Los naturalistas y el amor Una historia dudosa

A finales del siglo XIX las ideas de la Ilustración se habían impuesto de tal modo en Europa que una nueva generación de científicos, liberada ya del peso de los dogmas de la Edad Media, pudo empezar a solucionar por fin, uno tras otro, los enigmas relacionados con la naturaleza, y a sacar provecho para el hombre de los nuevos conocimientos obtenidos. Solo quien conoce la naturaleza, era el argumento de esos científicos, puede poner las fuerzas de la naturaleza a su servicio. Los científicos crearían una y otra vez nuevos inventos para el bien de la humanidad. Los antiguos azotes de los hombres, como la peste, la pobreza o el cólera, serían derrotados, y algunos sueños de siglos se harían por fin realidad. Del mismo modo que antes la religión había ofrecido milagros, a fin de convencer a los hombres de lo acertado de sus afirmaciones, ahora la recién surgida ciencia podía llevar a cabo milagros que dejarían boquiabiertos a los legos ante los colosos de acero que escupían vapor, los chisporroteantes aparatos eléctricos, las extrañas máquinas voladoras y muchas otras cosas más, logros hasta entonces impensables, frutos de una nueva forma de pensar.
Se daba inicio así a una era de fe ciega en la ciencia, y apenas había alguien, muchísimo menos los propios científicos, que estuviera en condiciones de eludir esa nueva fe, y por lo que parece, esto sigue siendo así hasta el día de hoy. Cada vez eran más las bocas abiertas a causa del asombro, bocas que reclamaban nuevo alimento para su perplejidad. La necesidad de llenar dichas bocas con el pábulo que solicitaban fue algo a lo que muchos científicos no quisieron ni pudieron resistirse, científicos a los que hasta entonces solo les había interesado el «conocimiento puro». Se iniciaba así la caza de los mejores bocados y las mejores posiciones para alimentar aquellas bocas abiertas y expectantes. Ello se convirtió en el resorte decisivo de un desarrollo que sacudió a modo de revolución científica hasta los rincones más atrasados de la Tierra, y no dejó nada tal como había sido antes. La fe ingenua y supersticiosa de muchas personas en la omnipotencia de la ciencia había puesto en marcha entre los científicos, adorados con anhelo, un insospechado despliegue de sus potencialidades intelectuales y artesanales. Pero incluso aquellos que estaban convencidos de que gracias a las ideas podrían conseguirse violentas y radicales transformaciones sospechaban ya algo de esa fuerza singular que guía a las ideas, por las cuales los hombres están dispuestos, incluso, a morir.

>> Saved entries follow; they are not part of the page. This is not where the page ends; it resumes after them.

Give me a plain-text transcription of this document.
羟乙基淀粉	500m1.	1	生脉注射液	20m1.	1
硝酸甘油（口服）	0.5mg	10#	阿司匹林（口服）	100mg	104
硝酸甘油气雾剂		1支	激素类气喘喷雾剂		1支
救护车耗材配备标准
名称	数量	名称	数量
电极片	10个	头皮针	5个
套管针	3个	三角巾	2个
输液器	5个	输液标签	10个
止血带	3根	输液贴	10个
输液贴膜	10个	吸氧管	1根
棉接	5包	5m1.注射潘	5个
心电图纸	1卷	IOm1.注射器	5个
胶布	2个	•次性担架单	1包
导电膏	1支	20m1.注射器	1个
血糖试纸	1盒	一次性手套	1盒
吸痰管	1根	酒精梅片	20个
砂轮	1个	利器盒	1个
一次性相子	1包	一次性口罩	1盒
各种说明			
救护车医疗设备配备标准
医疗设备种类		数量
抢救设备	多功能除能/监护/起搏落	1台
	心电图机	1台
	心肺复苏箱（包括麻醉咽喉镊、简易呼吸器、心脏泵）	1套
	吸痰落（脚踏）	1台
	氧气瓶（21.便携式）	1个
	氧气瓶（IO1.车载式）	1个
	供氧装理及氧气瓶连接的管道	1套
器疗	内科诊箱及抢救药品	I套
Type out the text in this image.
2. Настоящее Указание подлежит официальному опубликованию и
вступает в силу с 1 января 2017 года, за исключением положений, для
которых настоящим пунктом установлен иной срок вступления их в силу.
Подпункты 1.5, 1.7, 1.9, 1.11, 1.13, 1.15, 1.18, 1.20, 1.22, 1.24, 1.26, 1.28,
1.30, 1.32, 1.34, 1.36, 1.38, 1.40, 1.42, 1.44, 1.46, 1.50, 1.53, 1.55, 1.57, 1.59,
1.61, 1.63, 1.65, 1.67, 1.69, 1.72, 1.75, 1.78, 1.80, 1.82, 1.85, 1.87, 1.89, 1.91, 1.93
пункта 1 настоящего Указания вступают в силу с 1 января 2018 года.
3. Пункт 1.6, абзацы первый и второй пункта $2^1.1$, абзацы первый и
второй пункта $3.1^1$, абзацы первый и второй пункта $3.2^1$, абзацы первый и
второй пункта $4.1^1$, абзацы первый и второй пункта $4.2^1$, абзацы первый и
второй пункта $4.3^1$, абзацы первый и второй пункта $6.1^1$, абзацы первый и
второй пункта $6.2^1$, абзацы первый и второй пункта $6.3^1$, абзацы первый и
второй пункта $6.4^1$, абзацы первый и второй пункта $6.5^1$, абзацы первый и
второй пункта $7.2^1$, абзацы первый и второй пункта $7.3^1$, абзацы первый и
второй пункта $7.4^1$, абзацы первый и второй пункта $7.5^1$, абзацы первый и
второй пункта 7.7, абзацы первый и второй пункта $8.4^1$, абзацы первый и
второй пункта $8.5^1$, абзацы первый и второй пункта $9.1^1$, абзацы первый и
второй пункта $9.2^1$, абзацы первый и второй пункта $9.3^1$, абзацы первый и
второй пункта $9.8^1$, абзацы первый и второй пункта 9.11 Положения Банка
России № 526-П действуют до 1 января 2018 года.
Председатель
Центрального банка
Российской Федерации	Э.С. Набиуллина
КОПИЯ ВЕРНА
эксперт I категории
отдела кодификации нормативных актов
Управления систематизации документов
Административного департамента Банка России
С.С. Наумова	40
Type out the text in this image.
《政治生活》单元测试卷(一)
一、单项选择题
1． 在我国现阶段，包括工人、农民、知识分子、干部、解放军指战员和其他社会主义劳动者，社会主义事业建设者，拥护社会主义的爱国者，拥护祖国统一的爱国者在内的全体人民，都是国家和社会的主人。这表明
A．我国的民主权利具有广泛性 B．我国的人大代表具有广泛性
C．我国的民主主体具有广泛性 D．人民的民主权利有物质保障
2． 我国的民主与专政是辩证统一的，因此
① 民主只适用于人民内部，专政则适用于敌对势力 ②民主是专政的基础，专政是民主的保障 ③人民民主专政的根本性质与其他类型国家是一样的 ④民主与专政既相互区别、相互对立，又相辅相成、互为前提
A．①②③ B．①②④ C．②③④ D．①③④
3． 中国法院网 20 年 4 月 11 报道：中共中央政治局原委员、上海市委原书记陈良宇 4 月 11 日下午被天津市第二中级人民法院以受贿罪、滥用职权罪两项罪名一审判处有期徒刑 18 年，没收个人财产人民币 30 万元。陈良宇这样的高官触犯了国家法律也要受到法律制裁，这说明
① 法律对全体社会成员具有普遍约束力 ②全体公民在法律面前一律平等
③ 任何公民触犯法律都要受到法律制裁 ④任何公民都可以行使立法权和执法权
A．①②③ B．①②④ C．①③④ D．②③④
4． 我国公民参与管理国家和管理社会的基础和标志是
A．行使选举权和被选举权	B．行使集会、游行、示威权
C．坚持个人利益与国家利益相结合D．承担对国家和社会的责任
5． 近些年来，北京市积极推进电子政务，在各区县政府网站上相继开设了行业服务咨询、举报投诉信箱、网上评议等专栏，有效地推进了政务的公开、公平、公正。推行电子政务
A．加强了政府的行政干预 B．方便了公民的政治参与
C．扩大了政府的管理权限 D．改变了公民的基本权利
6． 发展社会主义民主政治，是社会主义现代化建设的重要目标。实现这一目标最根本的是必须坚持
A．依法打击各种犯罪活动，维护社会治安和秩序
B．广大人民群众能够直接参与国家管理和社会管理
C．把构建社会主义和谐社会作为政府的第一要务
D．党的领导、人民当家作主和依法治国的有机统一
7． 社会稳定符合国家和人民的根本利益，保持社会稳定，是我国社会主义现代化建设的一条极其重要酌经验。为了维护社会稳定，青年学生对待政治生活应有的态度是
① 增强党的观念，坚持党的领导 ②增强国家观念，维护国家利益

«Las ideas –escribía el profesor privado Karl Marx ya en 1843, siendo redactor del Rheinischen Zeitung– son cadenas que no se rompen sin haber roto antes el corazón, son demonios a los que el hombre solo puede vencer sometiéndose a ellas» (citado en Friedenthal, 1981, pág. 163).
También cualquier científico está encadenado con su corazón –el que lo ha enviado en busca de esas nuevas ideas– a las nociones e ideas que ha ido encontrando en esa búsqueda. Y se siente perdido cuando no consigue identificar y llamar por su nombre, con la ayuda de la razón, al sentimiento que determina sus ideas. Son muy pocos los científicos hasta ahora que se han preguntado cuáles son los sentimientos, los instintos y las motivaciones que determinan su manera de pensar. Y ¿por qué? La fe ciega en la ciencia no comenzó sino hace un siglo. Y desde entonces los científicos vagan a la deriva por un mar abierto, por así decirlo, movidos por el viento de sus necesidades de fama y reconocimiento, de poder y de influencia, en busca de ideas que alguien les compre porque puede sacar provecho de ellas. En los últimos años han dejado sus viejos botes de remos y se han subido a los rápidos buques de la alta tecnología, conectados globalmente. Y también en los últimos años, comprensiblemente, se ha visto cómo los intentos de algunos científicos individuales por demostrar cosas que no existen han fracasado más rápidamente ante la alerta de otros competidores que también buscan fama y reconocimiento, poder e influencia, a veces incluso por la advertencia de aquellos que aún, a pesar de todas las tentaciones, se sienten dominados por la búsqueda de la verdad y por un firme sentido de la responsabilidad.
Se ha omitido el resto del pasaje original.